Free market forces have given Canadians the ability to summon meals or cars at the touch of a button and demand a million dollars for an urban bungalow; but, as frustrated parents know all too well, the same forces haven’t solved the problem of finding childcare.
The Canadian daycare market has a well-established surplus of demand, resulting in anxiety-inducing waitlists — joined as early as the day a couple learns they’re expecting — and monthly fees that can amount to more than a mortgage payment.
“It’s worse than finding a house or looking for an apartment, it’s just insanity,” said Anjali Lowe, a civil servant in Ottawa.
Lowe started to worry after nine months of silence from the dozen daycares where she applied through the city’s centralized waitlist system.
With her maternity leave ticking down, Lowe widened her search and found a promising home-based daycare, only to lose the position after asking for a police check. She also considered a private daycare that was just adding spots, even though it would add 45 minutes to her commute and cost $2,500 a month.
She finally managed to find a space — across the provincial border in Gatineau, Que., that worked as long as she made a temporary office change.
Lowe is among thousands of parents searching for childcare spaces every year when there aren’t enough to go around.
In 2016, there was room for 28.7 per cent of all Canadian newborns to five year olds in regulated centres, according to a report by the Childcare Resource and Research Unit, a group promoting a universal, publicly funded childcare system.
In Toronto, one of the country’s most expensive daycare markets, a 2016 city-commissioned study found demand for licensed spaces outstripped supply by 4,069 spots, or about eight per cent of total demand.
This, in a city where the median cost for childcare is $1,758 a month for children under 18 months, according to the Canadian Centre for Policy Alternatives.
WATCH: ‘Our pockets are being squeezed’: An Ontario family’s daycare increased its cost several hundred dollars a month after minimum wage went up earlier this year.
Economic theory supposes that in a competitive market, such a surge of demand inflates prices to a point where there is incentive for innovation and more providers to come on board. That, in turn, is supposed to increase supply until the quantity demanded equals the quantity supplied, resulting in market equilibrium.
But daycare is no ordinary market. Childcare providers say a host of barriers — including strict regulations and tight profit margins — combine to pressure supply and make meeting that demand an expensive challenge.
One of the biggest hurdles is finding rental space for a daycare, said Abi Paul, who opened Chapter1 Daycare in Calgary in 2015.
Some building owners don’t want to rent to daycares because of the renovations required, while operators who do find space have to pay rents charged to big conglomerates who might otherwise occupy the space, he said.

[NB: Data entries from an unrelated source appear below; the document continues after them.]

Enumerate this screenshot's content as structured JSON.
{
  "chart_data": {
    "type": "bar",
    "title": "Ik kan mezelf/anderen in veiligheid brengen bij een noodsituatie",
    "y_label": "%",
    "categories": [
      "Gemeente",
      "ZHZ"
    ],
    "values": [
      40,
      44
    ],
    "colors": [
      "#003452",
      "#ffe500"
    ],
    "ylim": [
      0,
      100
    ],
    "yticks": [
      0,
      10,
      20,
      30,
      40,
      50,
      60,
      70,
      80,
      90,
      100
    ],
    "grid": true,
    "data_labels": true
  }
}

“They’re paying the kind of rent that Tim Hortons or Starbucks or any other major tenant would be expected to pay.”
The time and effort to renovate a space and get all of the inspections and approvals completed also adds to the challenge and costs. It takes well over a year to open a space, he said.
Once the space is opened, because the business involves the delicate task of taking care of people’s children, there are also numerous regulations, including strict child-to-supervisor ratios that make it difficult to have flexibility in the business when other costs go up, said Paul.
“You cannot reduce hours, you cannot lay off staff because of the ratio requirements, so the only avenue you have is raise fees.”
Daycare does generally follow market principles, suggests Michael Krashinsky, an economist at the University of Toronto, but the cost of running a daycare means operators do their best to make sure spots are always filled — one of the reasons for the ubiquitous waitlist.
“It’s not that supply and demand aren’t operating, in fact they are operating, but it means that you don’t tend to get your spot exactly when you want it.”
Use of childcare in Canada shows the variety of ways the market is filling demand. About 31 per cent of parents use a home daycare, 33 per cent opt for daycare centres, and 28 per cent use private care like family or a nanny, according to a 2011 Statistics Canada report.
The real problem with daycare isn’t the market, but with the ability to afford the actual cost of care, said David Blau, an economist at Ohio State University who’s studied the issue.
“Often when people talk about not being able to find daycare, what they really mean is not being able to find daycare at a price that they’re willing and able to pay.”
The question becomes a problem of public policy rather than market principle, said Blau.
“The issue isn’t competition, the issue is just that high quality care is costly to provide…that is definitely a social problem, it’s not a problem caused within daycare market,” he said.
“It’s a problem of whether the government or society wants to ensure people can have access to high quality care at an affordable price.”